New Delhi, June 28 : Children from Bhopal fighting for the rights of victims of Bhopal gas leak, one of India's worst industrial disasters, held a demonstration here on Saturday carrying hearts made of paper.
Appealing to the Prime Minister to "have a heart" and do justice to them, the children expressed disappointment over what they called his apathetic attitude on the issue.
As part of the "Have a Heart" campaign launched internationally last week, supporters of the Bhopal victims the world over are educating children about the Prime Minister's prolonged silence over the Bhopal demands despite a 38-day march, 90 day dharna and an indefinite fast by nine people from Bhopal.
A team of eight children from Bhopal have done the rounds of Delhi, visiting youth workshops, residential welfare associations and slums, telling children the story of Bhopal and the Prime Minister's refusal to address their demands.
"Despite a 38-day march, 90 day dharna and an indefinite fast by nine people from Bhopal for the past nineteen days, the Prime minister continues to be quiet on the matter. We have been fighting for the past 23 years.
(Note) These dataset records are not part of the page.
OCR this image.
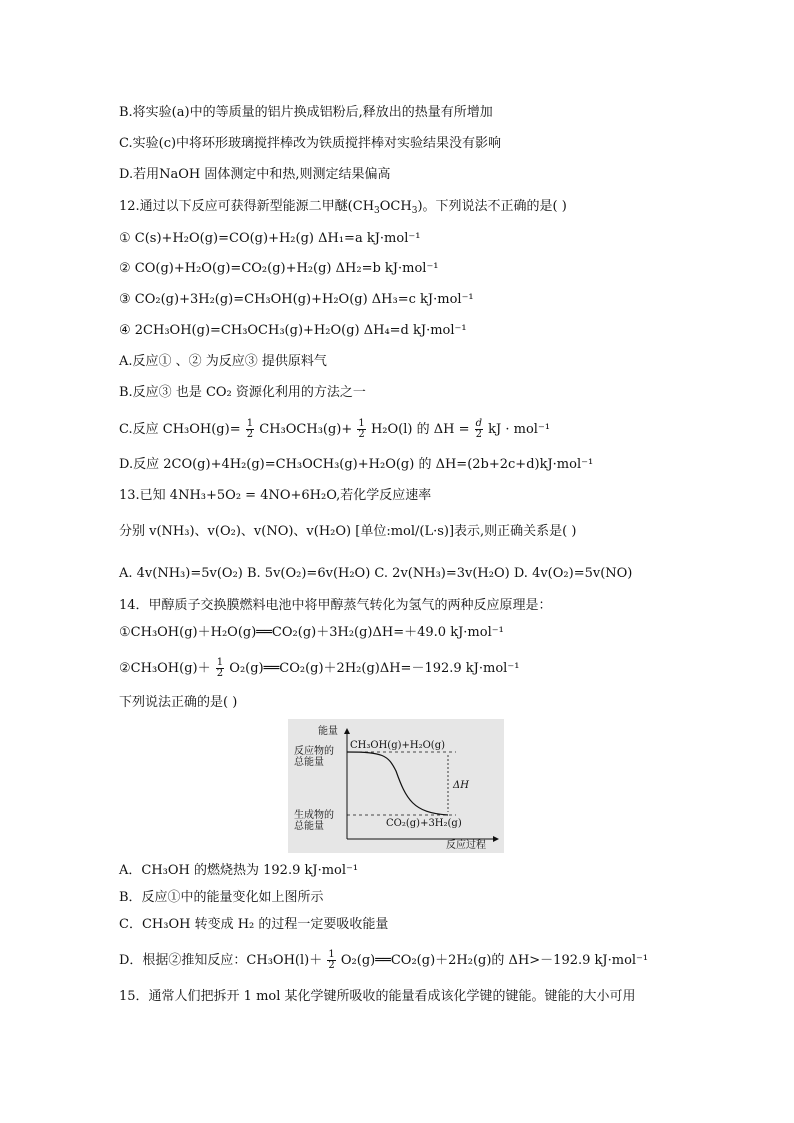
B.将实验(a)中的等质量的铝片换成铝粉后,释放出的热量有所增加
C.实验(c)中将环形玻璃搅拌棒改为铁质搅拌棒对实验结果没有影响
D.若用NaOH 固体测定中和热,则测定结果偏高
12.通过以下反应可获得新型能源二甲醚$(CH_3OCH_3)$。下列说法不正确的是( )
① C(s)+H₂O(g)=CO(g)+H₂(g) ΔH₁=a kJ·mol⁻¹
② CO(g)+H₂O(g)=CO₂(g)+H₂(g) ΔH₂=b kJ·mol⁻¹
③ CO₂(g)+3H₂(g)=CH₃OH(g)+H₂O(g) ΔH₃=c kJ·mol⁻¹
④ 2CH₃OH(g)=CH₃OCH₃(g)+H₂O(g) ΔH₄=d kJ·mol⁻¹
A.反应① 、② 为反应③ 提供原料气
B.反应③ 也是 CO₂ 资源化利用的方法之一
C.反应 $CH_3OH(g)= \frac{1}{2} CH_3OCH_3(g)+ \frac{1}{2} H_2O(l)$ 的 $\Delta H = \frac{d}{2}$ kJ · mol⁻¹
D.反应 2CO(g)+4H₂(g)=CH₃OCH₃(g)+H₂O(g) 的 ΔH=(2b+2c+d)kJ·mol⁻¹
13.已知 4NH₃+5O₂ = 4NO+6H₂O,若化学反应速率
分别 v(NH₃)、v(O₂)、v(NO)、v(H₂O) [单位:mol/(L·s)]表示,则正确关系是( )
A. 4v(NH₃)=5v(O₂) B. 5v(O₂)=6v(H₂O) C. 2v(NH₃)=3v(H₂O) D. 4v(O₂)=5v(NO)
14．甲醇质子交换膜燃料电池中将甲醇蒸气转化为氢气的两种反应原理是：
①CH₃OH(g)＋H₂O(g)══CO₂(g)＋3H₂(g)ΔH=＋49.0 kJ·mol⁻¹
②CH₃OH(g)＋ $\frac{1}{2}$ O₂(g)══CO₂(g)＋2H₂(g)ΔH=－192.9 kJ·mol⁻¹
下列说法正确的是( )
能量
反应物的
总能量
CH₃OH(g)+H₂O(g)
ΔH
生成物的
总能量	CO₂(g)+3H₂(g)
反应过程
A．CH₃OH 的燃烧热为 192.9 kJ·mol⁻¹
B．反应①中的能量变化如上图所示
C．CH₃OH 转变成 H₂ 的过程一定要吸收能量
D．根据②推知反应：$CH_3OH(l)+ \frac{1}{2}$ O₂(g)══CO₂(g)＋2H₂(g)的 ΔH>－192.9 kJ·mol⁻¹
15．通常人们把拆开 1 mol 某化学键所吸收的能量看成该化学键的键能。键能的大小可用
But our Prime Minister has not responded," said Sarita Malviya a protester.
More than 3,500 people died in the days and weeks after toxic fumes spewed out of a pesticide plant in Bhopal on the night of December 2, 1984.
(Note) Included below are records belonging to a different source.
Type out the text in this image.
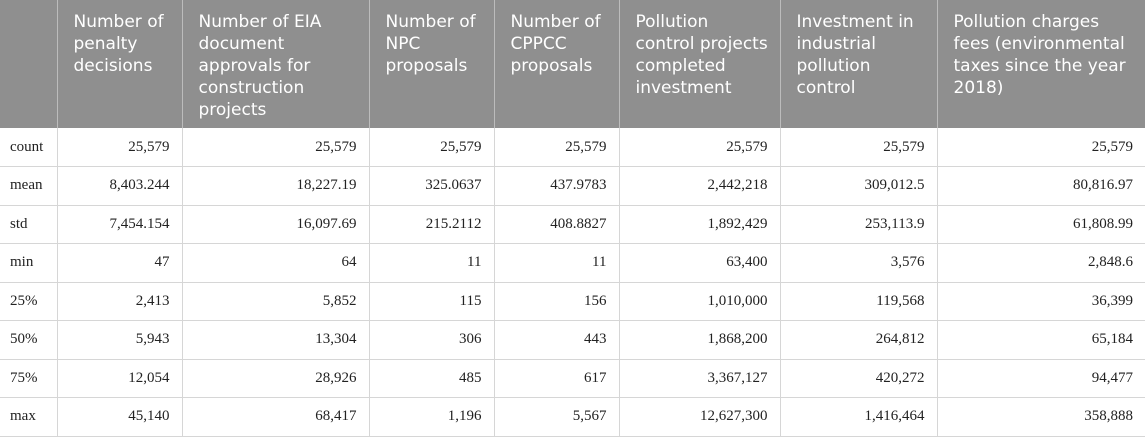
	Number of penalty decisions	Number of EIA document approvals for construction projects	Number of NPC proposals	Number of CPPCC proposals	Pollution control projects completed investment	Investment in industrial pollution control	Pollution charges fees (environmental taxes since the year 2018)
count	25,579	25,579	25,579	25,579	25,579	25,579	25,579
mean	8,403.244	18,227.19	325.0637	437.9783	2,442,218	309,012.5	80,816.97
std	7,454.154	16,097.69	215.2112	408.8827	1,892,429	253,113.9	61,808.99
min	47	64	11	11	63,400	3,576	2,848.6
25%	2,413	5,852	115	156	1,010,000	119,568	36,399
50%	5,943	13,304	306	443	1,868,200	264,812	65,184
75%	12,054	28,926	485	617	3,367,127	420,272	94,477
max	45,140	68,417	1,196	5,567	12,627,300	1,416,464	358,888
Officials say nearly 15,000 people have died from cancer and other diseases since then.
Activists have put the toll at 33,000 and claim that toxins from thousands of tonnes of chemicals lying in and around the site have seeped into ground water.
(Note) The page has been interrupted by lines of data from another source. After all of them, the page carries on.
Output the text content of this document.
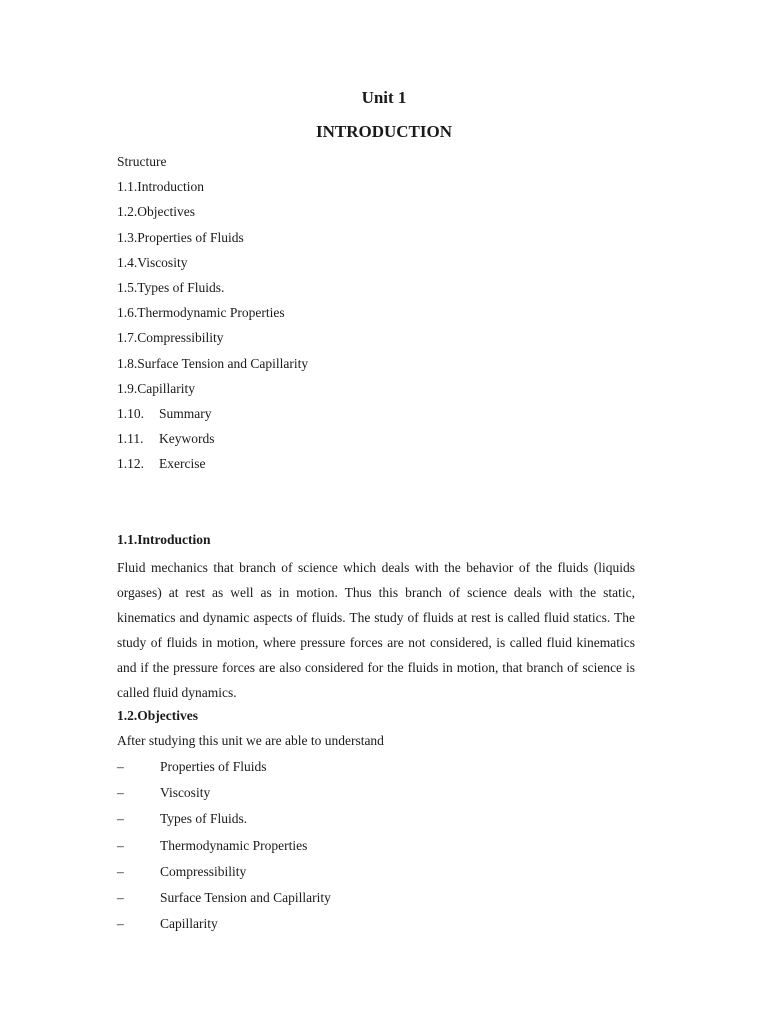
Unit 1
INTRODUCTION
Structure
1.1.Introduction
1.2.Objectives
1.3.Properties of Fluids
1.4.Viscosity
1.5.Types of Fluids.
1.6.Thermodynamic Properties
1.7.Compressibility
1.8.Surface Tension and Capillarity
1.9.Capillarity
1.10. Summary
1.11. Keywords
1.12. Exercise
1.1.Introduction

Fluid mechanics that branch of science which deals with the behavior of the fluids (liquids orgases) at rest as well as in motion. Thus this branch of science deals with the static, kinematics and dynamic aspects of fluids. The study of fluids at rest is called fluid statics. The study of fluids in motion, where pressure forces are not considered, is called fluid kinematics and if the pressure forces are also considered for the fluids in motion, that branch of science is called fluid dynamics.

1.2.Objectives
After studying this unit we are able to understand
–	Properties of Fluids
–	Viscosity
–	Types of Fluids.
–	Thermodynamic Properties
–	Compressibility
–	Surface Tension and Capillarity
–	Capillarity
Union Carbide in 1984 accepted moral responsibility for the tragedy and established a 100 million dollars charitable trust fund to build a hospital for the victims. Later Union Carbide was taken over by Dow Chemicals.
The company also paid 470 million dollars to the government in 1989 in a settlement reached after a protracted legal battle. The victims were paid 25,000 rupees in case of illness and 100,000 rupees or so to the next of kin of those killed.
Michigan-based Dow Chemical says it is not responsible for the clean up as it never owned or operated the plant. The Madhya Pradesh state government now owns the abandoned plant.